Nersès naît à Ichkhan dans le Tayk, une province de l'Arménie historique, et se destine tout d'abord à une carrière militaire[1] : formé à Constantinople, il sert dans l'armée impériale[2]. Mais la situation en Arménie, tiraillée entre Byzantins et Arabes, fait que ce lettré hellénophile[3] et préoccupé par la menace arabe est fait évêque du Tayk[2].
Il succède ensuite sur le trône catholicossal à Ezr de Paraznakert en 641[1]. Son activité se caractérise notamment par la construction, comme à Dvin où il fait reconstruire la cathédrale Sourp Sargis, à Khor Virap[1], à Varagavank[4] et selon certains à Banak[5], mais surtout à Zvartnots[6], où il transfère pour une période très courte son siège, avant de regagner Dvin[7]. Il y laisse sa marque d'une manière inhabituelle en Arménie, en faisant inscrire son monogramme grec sur les chapiteaux[8].

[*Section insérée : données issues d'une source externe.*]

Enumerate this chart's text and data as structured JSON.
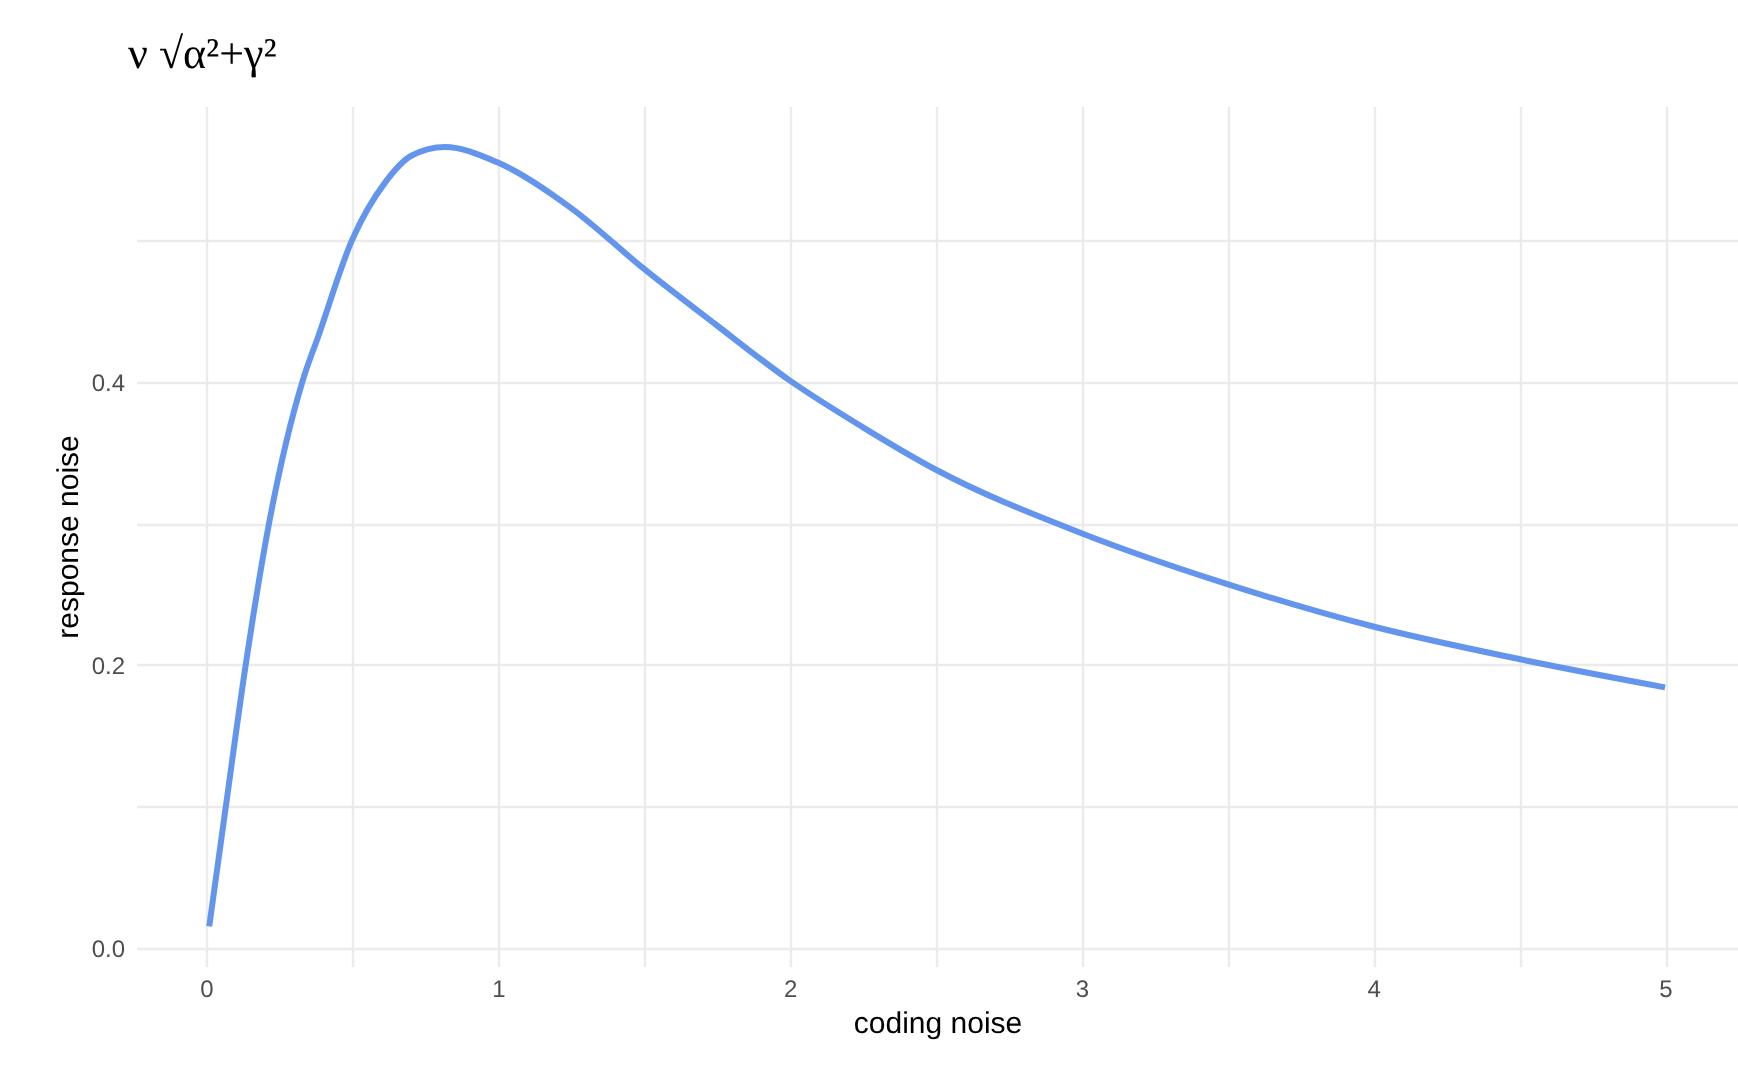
{
  "chart_data": {
    "type": "line",
    "title": "ν √α²+γ²",
    "xlabel": "coding noise",
    "ylabel": "response noise",
    "x": [
      0.011,
      0.068,
      0.136,
      0.216,
      0.33,
      0.386,
      0.5,
      0.614,
      0.705,
      0.818,
      1.0,
      1.25,
      1.5,
      1.75,
      2.0,
      2.25,
      2.5,
      3.0,
      3.5,
      4.0,
      4.5,
      5.0
    ],
    "series": [
      {
        "color": "#6495ed",
        "values": [
          0.015,
          0.1,
          0.2,
          0.3,
          0.4,
          0.433,
          0.5,
          0.541,
          0.56,
          0.566,
          0.555,
          0.523,
          0.48,
          0.44,
          0.401,
          0.368,
          0.338,
          0.293,
          0.257,
          0.227,
          0.204,
          0.184
        ]
      }
    ],
    "xlim": [
      -0.24,
      5.25
    ],
    "ylim": [
      -0.013,
      0.595
    ],
    "xticks": [
      0,
      {
        "value": 0.5,
        "label": null
      },
      1,
      {
        "value": 1.5,
        "label": null
      },
      2,
      {
        "value": 2.5,
        "label": null
      },
      3,
      {
        "value": 3.5,
        "label": null
      },
      4,
      {
        "value": 4.5,
        "label": null
      },
      5
    ],
    "yticks": [
      {
        "value": 0,
        "label": "0.0"
      },
      {
        "value": 0.1,
        "label": null
      },
      0.2,
      {
        "value": 0.3,
        "label": null
      },
      0.4,
      {
        "value": 0.5,
        "label": null
      }
    ],
    "grid": true,
    "marker": "none",
    "line_style": "solid"
  }
}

En 645, il préside un concile à Dvin, où une tentative byzantine d'union sur une base monothéliste est rejetée[9]. Nersès s'aligne toutefois sur l'empereur Constant II, en lutte contre le prince d'Arménie Théodoros Rechtouni, et se retire à Constantinople en 653-654, puis dans son Tayk natal jusqu'en 659-660[2]. De retour à Dvin, il y réside jusqu'à sa mort en 661 ; Anastase Ier lui succède[10].
Ruines de Zvartnots.
Chapiteau portant le monogramme de Nersès.
Dvin, cathédrale (avant-plan) et palais catholicossal (arrière-plan).